Dear Sufjan Stevens: De-Clutter Your Life (Or At Least Your Live Show)
Dear Sufjan Stevens,
Hey there! Big fan. Hope all’s well. Before anything else, a quick thanks for making my favorite album of last year. There were a lot of great albums released last year, but Carrie & Lowell was the one that was the most moving, for me. Thanks for that!
So, I just watched you headline Pitchfork Music Festival on Saturday night, and I’m writing out of concern. This is the fifth time I’ve seen you in concert, and it was by far the most perplexing performance of yours I’ve witnessed.
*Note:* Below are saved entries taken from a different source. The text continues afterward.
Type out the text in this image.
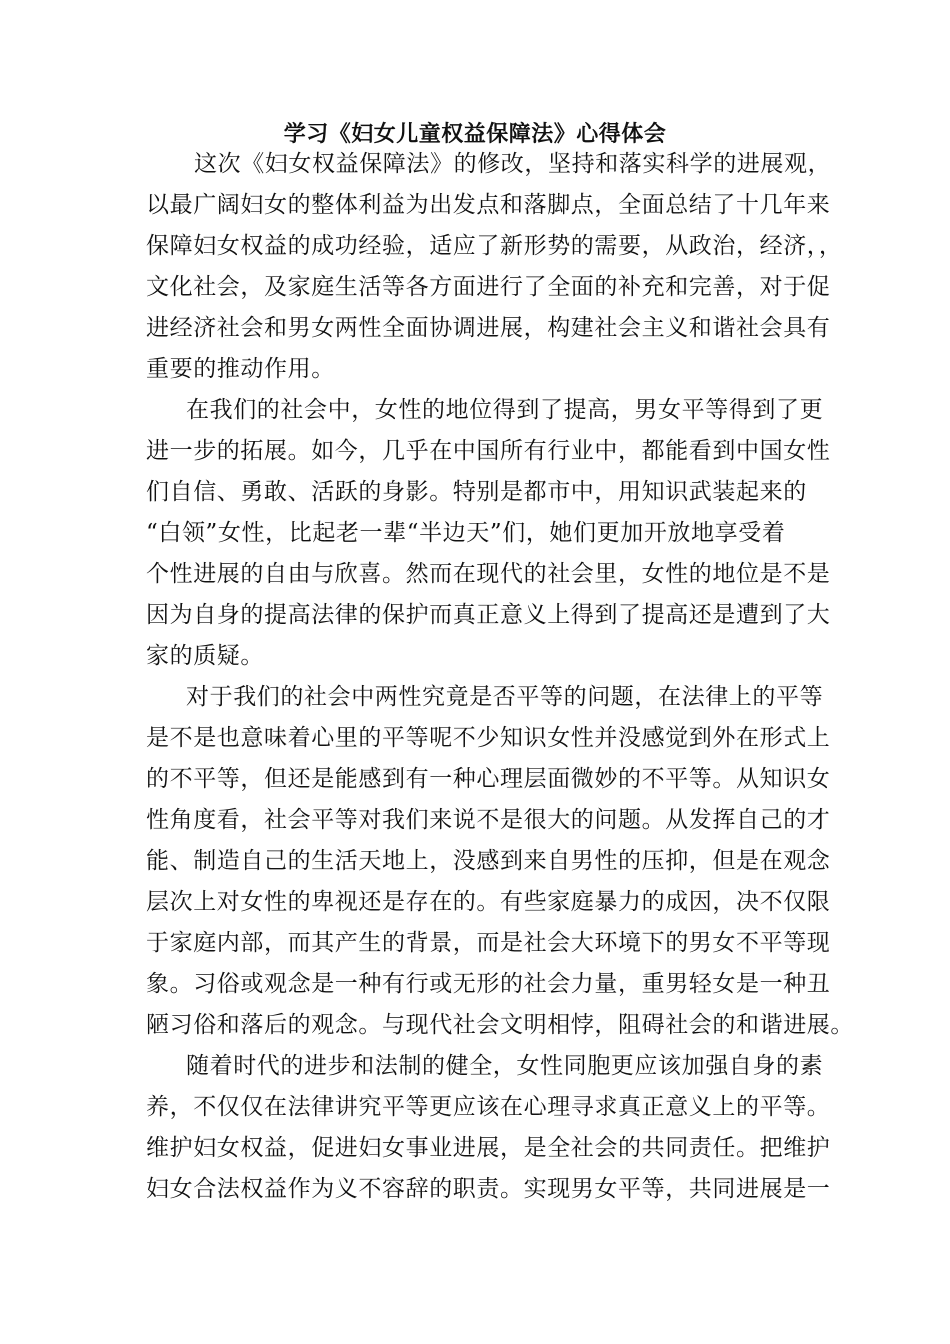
学习《妇女儿童权益保障法》心得体会
这次《妇女权益保障法》的修改，坚持和落实科学的进展观，
以最广阔妇女的整体利益为出发点和落脚点，全面总结了十几年来
保障妇女权益的成功经验，适应了新形势的需要，从政治，经济，，
文化社会，及家庭生活等各方面进行了全面的补充和完善，对于促
进经济社会和男女两性全面协调进展，构建社会主义和谐社会具有
重要的推动作用。
在我们的社会中，女性的地位得到了提高，男女平等得到了更
进一步的拓展。如今，几乎在中国所有行业中，都能看到中国女性
们自信、勇敢、活跃的身影。特别是都市中，用知识武装起来的
“白领”女性，比起老一辈“半边天”们，她们更加开放地享受着
个性进展的自由与欣喜。然而在现代的社会里，女性的地位是不是
因为自身的提高法律的保护而真正意义上得到了提高还是遭到了大
家的质疑。
对于我们的社会中两性究竟是否平等的问题，在法律上的平等
是不是也意味着心里的平等呢不少知识女性并没感觉到外在形式上
的不平等，但还是能感到有一种心理层面微妙的不平等。从知识女
性角度看，社会平等对我们来说不是很大的问题。从发挥自己的才
能、制造自己的生活天地上，没感到来自男性的压抑，但是在观念
层次上对女性的卑视还是存在的。有些家庭暴力的成因，决不仅限
于家庭内部，而其产生的背景，而是社会大环境下的男女不平等现
象。习俗或观念是一种有行或无形的社会力量，重男轻女是一种丑
陋习俗和落后的观念。与现代社会文明相悖，阻碍社会的和谐进展。
随着时代的进步和法制的健全，女性同胞更应该加强自身的素
养，不仅仅在法律讲究平等更应该在心理寻求真正意义上的平等。
维护妇女权益，促进妇女事业进展，是全社会的共同责任。把维护
妇女合法权益作为义不容辞的职责。实现男女平等，共同进展是一
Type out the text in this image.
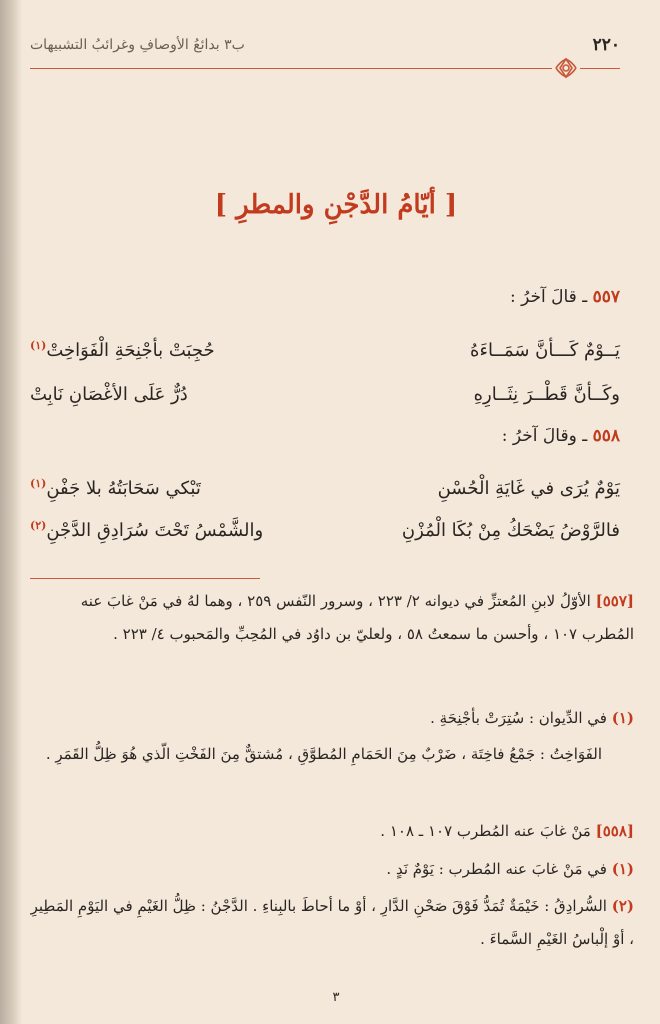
٢٢٠
ب٣ بدائعُ الأوصافِ وغرائبُ التشبيهات
[ أيّامُ الدَّجْنِ والمطرِ ]
٥٥٧ ـ قالَ آخرُ :
يَــوْمٌ كَـــأنَّ سَمَــاءَهُ
حُجِبَتْ بأجْنِحَةِ الْفَوَاخِتْ$^{(١)}$
وكَــأنَّ قَطْــرَ نِثَــارِهِ
دُرٌّ عَلَى الأغْصَانِ نَابِتْ
٥٥٨ ـ وقالَ آخرُ :
يَوْمٌ يُرَى في غَايَةِ الْحُسْنِ
تَبْكي سَحَابَتُهُ بلا جَفْنِ$^{(١)}$
فالرَّوْضُ يَضْحَكُ مِنْ بُكَا الْمُزْنِ
والشَّمْسُ تَحْتَ سُرَادِقِ الدَّجْنِ$^{(٢)}$
[٥٥٧] الأوّلُ لابنِ المُعتزِّ في ديوانه ٢/ ٢٢٣ ، وسرور النّفس ٢٥٩ ، وهما لهُ في مَنْ غابَ عنه المُطرب ١٠٧ ، وأحسن ما سمعتُ ٥٨ ، ولعليّ بن داوُد في المُحِبِّ والمَحبوب ٤/ ٢٢٣ .
(١) في الدِّيوان : سُتِرَتْ بأجْنِحَةِ .
الفَوَاخِتُ : جَمْعُ فاخِتَة ، ضَرْبٌ مِنَ الحَمَامِ المُطوَّقِ ، مُشتقٌّ مِنَ الفَخْتِ الّذي هُوَ ظِلُّ القَمَرِ .
[٥٥٨] مَنْ غابَ عنه المُطرب ١٠٧ ـ ١٠٨ .
(١) في مَنْ غابَ عنه المُطرب : يَوْمٌ نَدٍ .
(٢) السُّرادِقُ : خَيْمَةٌ تُمَدُّ فَوْقَ صَحْنِ الدَّارِ ، أوْ ما أحاطَ بالبِناءِ . الدَّجْنُ : ظِلُّ الغَيْمِ في اليَوْمِ المَطِيرِ ، أوْ إلْباسُ الغَيْمِ السَّماءَ .
٣
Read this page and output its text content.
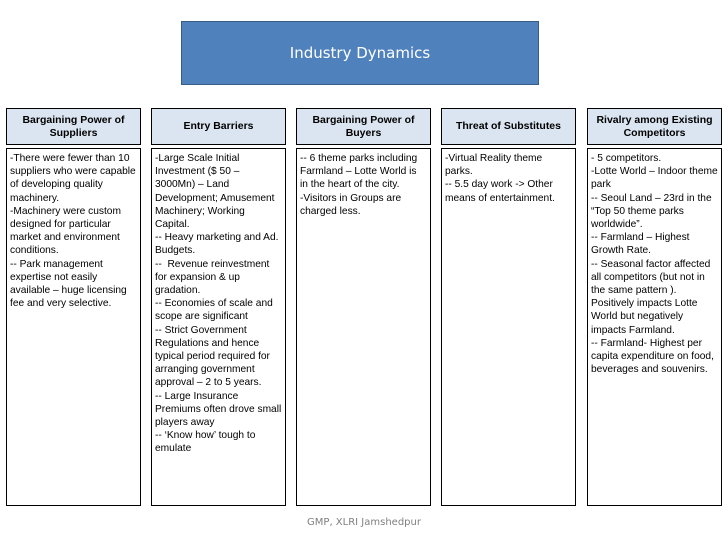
Industry Dynamics
Bargaining Power of Suppliers
-There were fewer than 10 suppliers who were capable of developing quality machinery.
-Machinery were custom designed for particular market and environment conditions.
-- Park management expertise not easily available – huge licensing fee and very selective.
Entry Barriers
-Large Scale Initial Investment ($ 50 – 3000Mn) – Land Development; Amusement Machinery; Working Capital.
-- Heavy marketing and Ad. Budgets.
--  Revenue reinvestment for expansion & up gradation.
-- Economies of scale and scope are significant
-- Strict Government Regulations and hence typical period required for arranging government approval – 2 to 5 years.
-- Large Insurance Premiums often drove small players away
-- ‘Know how’ tough to emulate
Bargaining Power of Buyers
-- 6 theme parks including Farmland – Lotte World is in the heart of the city.
-Visitors in Groups are charged less.
Threat of Substitutes
-Virtual Reality theme parks.
-- 5.5 day work -> Other means of entertainment.
Rivalry among Existing Competitors
- 5 competitors.
-Lotte World – Indoor theme park
-- Seoul Land – 23rd in the “Top 50 theme parks worldwide”.
-- Farmland – Highest Growth Rate.
-- Seasonal factor affected all competitors (but not in the same pattern ). Positively impacts Lotte World but negatively impacts Farmland.
-- Farmland- Highest per capita expenditure on food, beverages and souvenirs.
GMP, XLRI Jamshedpur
You ended with a Prince cover while wearing a helmet sporting several balloons. You said at the beginning that you wanted to make this show upbeat after a year of touring behind such a sad record, and then played your saddest song ever, “Fourth of July.” You broke out the vocoder, again! What’s going on, Suf? Are you okay?
Let me level with you: I’m not a fan of The Age of Adz. Your 2010 electronic opus was fiercely beloved by a lot of critics and a few of my stranger friends, but personally, I don’t get down with the glitchy beats, pseudo-spiritual mantras or noise experimentations, especially when compared to your brilliantly intimate lo-fi. I’d rather watch you wax poetic on a banjo instead of physically smash that banjo, put on a giant disco-ball jumpsuit, climb up a shimmering ladder and sing a 25-minute anthem, as you did on Saturday night. When you focus on The Age of Adz in your live shows, you—one of this century’s most accomplished folk-leaning artists—go maximalist, surreal and goofy. You take your sound and inject some theatrical goo in its center.